Prior to the McCutcheon decision, individuals were limited to aggregate contributions of $48,600 to all candidates plus $74,600 to all PACs and parties. Accordingly, anyone wishing to donate the maximum $5,200 per candidate would be constrained to nine candidates before encountering the combined limit. In McCutcheon, the Supreme Court overturned the aggregate ceilings because they did not advance the anti-corruption rationale underlying campaign finance laws. After all, if $5,200 did not corrupt the first nine candidates, why would the same amount corrupt the tenth, or the 50th? Contrary to what some have written, McCutcheon actually left intact all the limits on contributions to single candidates, parties and political committees.
Additionally, our laws still require disclosure of independent expenditures, which are outlays for advertisements and publications that expressly advocate the election or defeat of a clearly identified federal candidate. Until the Citizens United case, a corporation would have violated campaign finance rules if it published a book containing the words “vote for Obama.” Of course, Americans are not supposed to be in the book-banning business. That’s why the Supreme Court invalidated the outright prohibition on corporate and union independent expenditures, despite retaining the disclosure requirement.
Citizens United also struck down the prohibition on electioneering communications, which are broadcast ads that even name a candidate within 60 days of a general election or 30 days of a primary. Under the new rules, corporations and unions can pay for those communications — as long as they are fully disclosed and independent; that is, not coordinated with candidates or their agents. It should be noted that Citizens United had no effect whatsoever on contribution limits; it related only to independent outlays. Nor did Citizens United grant corporations and unions the same rights as persons; it simply established that persons may, if they wish, express their political views through the medium of those organizations.

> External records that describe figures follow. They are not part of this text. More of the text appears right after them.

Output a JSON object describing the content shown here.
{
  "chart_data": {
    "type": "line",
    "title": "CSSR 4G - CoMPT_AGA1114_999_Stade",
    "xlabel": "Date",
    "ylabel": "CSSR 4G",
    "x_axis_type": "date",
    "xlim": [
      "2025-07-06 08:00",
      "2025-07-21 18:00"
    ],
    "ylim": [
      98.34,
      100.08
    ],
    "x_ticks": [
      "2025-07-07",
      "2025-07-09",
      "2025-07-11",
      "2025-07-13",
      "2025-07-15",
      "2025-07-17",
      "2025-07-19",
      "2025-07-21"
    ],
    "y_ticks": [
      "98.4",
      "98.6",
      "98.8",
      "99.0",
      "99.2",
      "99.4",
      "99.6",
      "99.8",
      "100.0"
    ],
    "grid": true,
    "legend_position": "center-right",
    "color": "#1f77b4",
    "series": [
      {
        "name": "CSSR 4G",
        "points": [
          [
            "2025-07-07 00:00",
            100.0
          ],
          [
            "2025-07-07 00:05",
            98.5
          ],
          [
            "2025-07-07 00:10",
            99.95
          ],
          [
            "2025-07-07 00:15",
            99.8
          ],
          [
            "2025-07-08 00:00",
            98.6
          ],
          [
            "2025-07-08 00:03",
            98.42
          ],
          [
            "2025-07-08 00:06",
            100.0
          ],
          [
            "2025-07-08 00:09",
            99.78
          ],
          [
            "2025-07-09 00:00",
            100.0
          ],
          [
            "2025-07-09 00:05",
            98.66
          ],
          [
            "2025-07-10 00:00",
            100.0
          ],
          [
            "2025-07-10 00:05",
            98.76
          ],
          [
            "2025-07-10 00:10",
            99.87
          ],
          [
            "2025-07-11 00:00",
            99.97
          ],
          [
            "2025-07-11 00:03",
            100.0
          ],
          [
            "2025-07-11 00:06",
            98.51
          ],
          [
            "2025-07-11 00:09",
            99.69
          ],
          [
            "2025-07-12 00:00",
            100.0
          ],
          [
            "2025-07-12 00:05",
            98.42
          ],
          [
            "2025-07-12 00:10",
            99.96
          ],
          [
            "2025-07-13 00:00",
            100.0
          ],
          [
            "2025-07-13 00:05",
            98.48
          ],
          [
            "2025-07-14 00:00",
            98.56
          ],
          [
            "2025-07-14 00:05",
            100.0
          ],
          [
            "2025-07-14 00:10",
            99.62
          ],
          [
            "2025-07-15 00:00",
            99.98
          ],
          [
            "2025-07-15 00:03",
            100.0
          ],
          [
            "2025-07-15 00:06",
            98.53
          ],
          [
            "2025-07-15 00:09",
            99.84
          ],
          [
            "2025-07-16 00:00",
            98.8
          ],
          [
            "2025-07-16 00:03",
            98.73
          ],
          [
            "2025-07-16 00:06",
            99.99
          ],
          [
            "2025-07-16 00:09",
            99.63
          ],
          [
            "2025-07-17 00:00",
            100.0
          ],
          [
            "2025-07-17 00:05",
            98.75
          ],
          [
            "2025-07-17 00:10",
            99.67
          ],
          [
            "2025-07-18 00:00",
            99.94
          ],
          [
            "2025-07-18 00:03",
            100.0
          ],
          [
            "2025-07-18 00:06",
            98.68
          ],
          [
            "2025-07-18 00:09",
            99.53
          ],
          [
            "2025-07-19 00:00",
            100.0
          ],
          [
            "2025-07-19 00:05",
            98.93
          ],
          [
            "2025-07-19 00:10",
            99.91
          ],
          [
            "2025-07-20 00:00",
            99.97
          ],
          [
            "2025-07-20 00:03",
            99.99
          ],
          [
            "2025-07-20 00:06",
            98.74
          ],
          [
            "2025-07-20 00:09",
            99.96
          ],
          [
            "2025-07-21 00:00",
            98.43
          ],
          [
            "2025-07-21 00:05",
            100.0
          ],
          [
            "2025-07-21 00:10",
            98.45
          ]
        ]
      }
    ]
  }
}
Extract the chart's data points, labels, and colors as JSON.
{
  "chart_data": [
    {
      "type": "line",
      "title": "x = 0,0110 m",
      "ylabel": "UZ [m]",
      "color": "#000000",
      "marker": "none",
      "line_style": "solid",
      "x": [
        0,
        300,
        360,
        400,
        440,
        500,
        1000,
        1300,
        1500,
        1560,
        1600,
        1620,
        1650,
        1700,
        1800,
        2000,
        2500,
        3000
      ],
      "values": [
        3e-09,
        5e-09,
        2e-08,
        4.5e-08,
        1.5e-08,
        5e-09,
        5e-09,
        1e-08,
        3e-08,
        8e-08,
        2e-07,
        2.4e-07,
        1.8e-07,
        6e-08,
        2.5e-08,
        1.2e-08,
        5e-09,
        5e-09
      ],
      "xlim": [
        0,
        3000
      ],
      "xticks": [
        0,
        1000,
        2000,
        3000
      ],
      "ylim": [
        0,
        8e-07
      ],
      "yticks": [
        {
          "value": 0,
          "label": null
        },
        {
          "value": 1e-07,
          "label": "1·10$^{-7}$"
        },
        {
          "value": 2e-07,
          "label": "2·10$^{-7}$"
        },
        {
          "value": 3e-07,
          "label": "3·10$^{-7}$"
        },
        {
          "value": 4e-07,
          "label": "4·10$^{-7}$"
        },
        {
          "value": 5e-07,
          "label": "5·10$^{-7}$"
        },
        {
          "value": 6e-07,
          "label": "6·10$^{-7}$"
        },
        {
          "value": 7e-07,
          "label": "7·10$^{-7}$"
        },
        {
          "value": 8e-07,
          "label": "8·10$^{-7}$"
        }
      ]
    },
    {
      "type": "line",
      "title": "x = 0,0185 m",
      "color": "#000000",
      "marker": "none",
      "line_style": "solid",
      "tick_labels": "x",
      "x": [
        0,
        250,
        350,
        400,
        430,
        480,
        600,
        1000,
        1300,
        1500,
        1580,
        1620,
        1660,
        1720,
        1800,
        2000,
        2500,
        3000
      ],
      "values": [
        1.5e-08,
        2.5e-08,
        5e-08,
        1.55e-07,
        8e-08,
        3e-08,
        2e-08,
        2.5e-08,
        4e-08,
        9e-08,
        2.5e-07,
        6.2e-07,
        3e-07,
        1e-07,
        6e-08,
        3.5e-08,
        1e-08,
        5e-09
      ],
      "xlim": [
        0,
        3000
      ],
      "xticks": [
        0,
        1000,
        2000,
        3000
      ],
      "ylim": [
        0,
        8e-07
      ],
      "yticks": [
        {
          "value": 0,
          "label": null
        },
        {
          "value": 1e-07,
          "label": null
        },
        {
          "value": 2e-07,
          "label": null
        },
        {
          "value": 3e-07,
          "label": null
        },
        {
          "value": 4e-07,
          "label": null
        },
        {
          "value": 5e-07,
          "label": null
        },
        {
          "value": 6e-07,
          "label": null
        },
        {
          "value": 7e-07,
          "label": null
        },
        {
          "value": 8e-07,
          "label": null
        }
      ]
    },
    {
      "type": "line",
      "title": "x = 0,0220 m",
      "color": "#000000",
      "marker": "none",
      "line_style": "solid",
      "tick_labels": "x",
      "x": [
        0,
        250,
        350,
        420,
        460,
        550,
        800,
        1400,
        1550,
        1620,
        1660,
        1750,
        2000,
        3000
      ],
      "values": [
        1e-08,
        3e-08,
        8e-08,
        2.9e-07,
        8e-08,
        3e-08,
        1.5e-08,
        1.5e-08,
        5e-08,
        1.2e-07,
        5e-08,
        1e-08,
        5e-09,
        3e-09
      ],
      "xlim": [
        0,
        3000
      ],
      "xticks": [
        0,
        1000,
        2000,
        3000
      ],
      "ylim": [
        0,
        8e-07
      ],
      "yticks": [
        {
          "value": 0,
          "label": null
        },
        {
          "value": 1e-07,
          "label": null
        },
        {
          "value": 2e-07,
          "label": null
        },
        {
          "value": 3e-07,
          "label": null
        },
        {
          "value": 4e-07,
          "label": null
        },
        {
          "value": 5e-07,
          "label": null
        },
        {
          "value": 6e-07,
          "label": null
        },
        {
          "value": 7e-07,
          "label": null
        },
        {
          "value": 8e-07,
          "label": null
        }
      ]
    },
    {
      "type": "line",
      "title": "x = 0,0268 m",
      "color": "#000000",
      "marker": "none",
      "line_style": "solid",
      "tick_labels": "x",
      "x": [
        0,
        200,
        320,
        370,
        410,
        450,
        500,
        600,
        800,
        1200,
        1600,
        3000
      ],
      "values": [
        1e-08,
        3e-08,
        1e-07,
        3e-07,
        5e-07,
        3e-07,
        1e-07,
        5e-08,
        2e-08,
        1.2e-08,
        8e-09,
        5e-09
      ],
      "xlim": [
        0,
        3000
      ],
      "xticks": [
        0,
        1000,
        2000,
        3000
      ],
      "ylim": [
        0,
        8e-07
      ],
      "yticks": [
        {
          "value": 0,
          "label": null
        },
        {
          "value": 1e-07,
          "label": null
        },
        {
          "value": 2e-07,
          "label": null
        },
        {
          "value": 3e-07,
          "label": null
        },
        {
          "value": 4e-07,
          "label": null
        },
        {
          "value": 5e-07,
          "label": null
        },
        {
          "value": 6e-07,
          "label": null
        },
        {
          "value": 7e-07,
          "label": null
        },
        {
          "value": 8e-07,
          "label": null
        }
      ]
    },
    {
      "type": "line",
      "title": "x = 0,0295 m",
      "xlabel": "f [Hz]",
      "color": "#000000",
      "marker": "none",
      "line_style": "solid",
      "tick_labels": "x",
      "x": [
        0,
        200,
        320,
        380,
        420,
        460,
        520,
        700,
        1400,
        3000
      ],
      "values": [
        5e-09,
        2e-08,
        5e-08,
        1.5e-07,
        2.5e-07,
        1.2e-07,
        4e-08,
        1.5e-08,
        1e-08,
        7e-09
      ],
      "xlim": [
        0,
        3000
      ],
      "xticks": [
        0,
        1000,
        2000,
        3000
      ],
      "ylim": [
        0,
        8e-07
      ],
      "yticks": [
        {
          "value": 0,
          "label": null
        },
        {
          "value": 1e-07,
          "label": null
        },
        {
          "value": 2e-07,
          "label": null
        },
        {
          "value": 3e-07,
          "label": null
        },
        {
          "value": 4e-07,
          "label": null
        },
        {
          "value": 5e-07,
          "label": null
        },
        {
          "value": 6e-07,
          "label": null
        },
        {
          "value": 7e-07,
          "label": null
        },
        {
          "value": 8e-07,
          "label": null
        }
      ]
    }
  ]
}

What about super PACs? They were created by the U.S. Court of Appeals in Washington in a case called SpeechNow.org v. Federal Election Commission, which expanded on the Citizens United decision. Super PACs make no contributions to candidates or parties. They do, however, make independent expenditures. Before SpeechNow, individuals acting alone could spend as much as they wanted; but two or more persons jointly would be limited to $5,000 each. To correct that anomaly, the law now allows individuals to give unlimited funds to a super PAC, on condition that donations to, and expenditures by, the PAC be fully disclosed.
The logic of Citizens United and SpeechNow is that independent expenditures do not have the same potential for corruption as direct contributions to candidates. Besides, many Americans have come to realize three truths about campaign finance regulations: First, their stated reason — to prevent corruption — is too often trumped by their real motive, which is to protect incumbent officeholders from under-funded challengers. Second, each new regulation inevitably spawns an adroit means by which the regulation is circumvented. Third, campaign money is mostly designed to support candidates whose views agree with those of the donor — not to entice candidates to change their views in return for a donation.
Meanwhile, disclosure by corporations, unions, and super PACs facilitates transparency. Only 501(c)(4) social welfare organizations, 501(c)(5) labor and agricultural groups, and 501(c)(6) boards of trade and chambers of commerce can accept donations without disclosure, and none of those entities can contribute to candidates or engage in political activities as their primary purpose.
Furthermore, campaign finance abuse can be prosecuted under long-standing bribery and anti-corruption laws. Misuse of a government office — such as awarding federal contracts as quid pro quo for donations — and payoffs secretly contributed to a candidate, then spent on personal pleasures like a new car, are plainly illegal. But when a candidate discloses a donation and puts the money in a segregated fund that can be used only for constitutionally favored political expression, that’s not corruption; it’s free speech.